Pryor and the study team, led by Sylvana Ct, analyzed data drawn from the Quebec Longitudinal Study of Child Development that ran from 1998 to 2006. Quebec is fortunate in that it is able to offer scientists this kind of data, enabling them to look at how a situation evolves over time. Scientists studying this kind of phenomena in other areas must often rely on cross-sectional studies that are based on data collected at a specific time for a specific purpose. The team focused on 1,957 children whose height and weight measurements had been taken yearly, from the age of five months to eight years old, and recorded in a database. This information enabled the team to look at the development of the children's body mass index (BMI). BMI is calculated as weight in kilograms divided by height in meters squared. The researchers identified three trajectory groups: children with low but stable BMI, children with moderate BMI, and children whose BMI was elevated and rising, called high-rising BMI.

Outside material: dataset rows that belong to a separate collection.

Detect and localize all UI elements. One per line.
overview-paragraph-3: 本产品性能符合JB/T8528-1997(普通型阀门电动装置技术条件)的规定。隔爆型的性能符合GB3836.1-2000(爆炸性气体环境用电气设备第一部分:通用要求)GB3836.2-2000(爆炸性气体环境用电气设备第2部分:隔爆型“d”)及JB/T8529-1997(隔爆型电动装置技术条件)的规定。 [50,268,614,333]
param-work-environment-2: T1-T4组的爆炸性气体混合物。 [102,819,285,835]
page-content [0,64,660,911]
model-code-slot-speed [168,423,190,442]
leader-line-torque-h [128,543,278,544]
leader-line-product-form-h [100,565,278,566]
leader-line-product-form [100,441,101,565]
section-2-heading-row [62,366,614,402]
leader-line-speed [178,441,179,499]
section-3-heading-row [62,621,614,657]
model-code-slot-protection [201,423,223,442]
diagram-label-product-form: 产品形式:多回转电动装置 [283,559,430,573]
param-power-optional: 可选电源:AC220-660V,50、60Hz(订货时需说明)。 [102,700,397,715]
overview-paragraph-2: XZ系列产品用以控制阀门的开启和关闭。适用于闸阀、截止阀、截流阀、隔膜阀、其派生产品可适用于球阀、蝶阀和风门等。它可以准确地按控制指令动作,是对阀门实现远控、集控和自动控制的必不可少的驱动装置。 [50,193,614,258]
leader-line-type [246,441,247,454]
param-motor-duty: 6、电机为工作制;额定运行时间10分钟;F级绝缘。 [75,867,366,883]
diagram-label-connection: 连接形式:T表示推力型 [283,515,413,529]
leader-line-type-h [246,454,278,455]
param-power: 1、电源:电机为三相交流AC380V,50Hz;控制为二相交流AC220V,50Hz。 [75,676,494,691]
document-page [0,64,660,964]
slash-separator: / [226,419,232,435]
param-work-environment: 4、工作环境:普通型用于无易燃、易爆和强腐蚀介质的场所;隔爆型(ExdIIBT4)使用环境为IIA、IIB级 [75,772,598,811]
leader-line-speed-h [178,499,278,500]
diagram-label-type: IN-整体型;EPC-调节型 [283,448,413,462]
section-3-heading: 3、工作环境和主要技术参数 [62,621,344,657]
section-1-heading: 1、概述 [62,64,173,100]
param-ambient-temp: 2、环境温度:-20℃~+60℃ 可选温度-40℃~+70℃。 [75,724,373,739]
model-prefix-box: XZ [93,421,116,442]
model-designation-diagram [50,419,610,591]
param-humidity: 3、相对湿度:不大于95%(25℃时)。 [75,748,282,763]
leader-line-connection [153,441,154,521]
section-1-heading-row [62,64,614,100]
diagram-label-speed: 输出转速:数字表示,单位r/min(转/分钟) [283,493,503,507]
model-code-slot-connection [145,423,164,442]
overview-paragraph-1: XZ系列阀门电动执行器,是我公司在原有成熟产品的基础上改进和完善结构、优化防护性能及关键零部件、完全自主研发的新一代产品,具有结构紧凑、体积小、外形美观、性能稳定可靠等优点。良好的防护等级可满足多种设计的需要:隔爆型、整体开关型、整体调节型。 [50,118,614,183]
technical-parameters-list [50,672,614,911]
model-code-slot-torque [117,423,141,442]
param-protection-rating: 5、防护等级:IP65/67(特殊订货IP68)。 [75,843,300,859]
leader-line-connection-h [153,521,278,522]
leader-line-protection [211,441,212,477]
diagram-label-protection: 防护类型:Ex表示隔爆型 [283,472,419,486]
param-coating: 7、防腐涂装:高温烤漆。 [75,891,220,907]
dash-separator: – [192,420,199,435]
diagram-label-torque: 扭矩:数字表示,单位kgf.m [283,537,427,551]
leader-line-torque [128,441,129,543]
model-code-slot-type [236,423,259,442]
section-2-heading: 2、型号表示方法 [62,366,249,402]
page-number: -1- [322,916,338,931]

"We discovered the trajectories of all three groups were similar until the children were about two and a half," Pryor said. "Around that point the BMIs of the high-rising group of children began to take off. By the time these children moved into middle childhood, more than 50 per cent of them were obese according to international criteria." Researchers found two factors that may explain this: the mothers' weight around the time they gave birth and whether the mothers smoked. A child with a mother who was overweight or who smoked during pregnancy was significantly more likely to be in the high-rising group. These two factors were found to be much more important than the other criteria that were studied, such as the child's birth weight.

The risk factors identified here represent increased probabilities of becoming overweight, not direct causes. More research will be required to determine how these early-life factors and others are correlated with childhood obesity. "Our research adds to the growing evidence that the perinatal environment has an important influence on later obesity," Pryor said. "This points to the need for early interventions with at-risk families in order to prevent the development of childhood weight problems and the intergenerational transmission of ill health. I would like to conduct further studies to find out what happens to these kids once they reach adolescence, and I hope that my research will help in the development of strategies to combat this serious public health issue."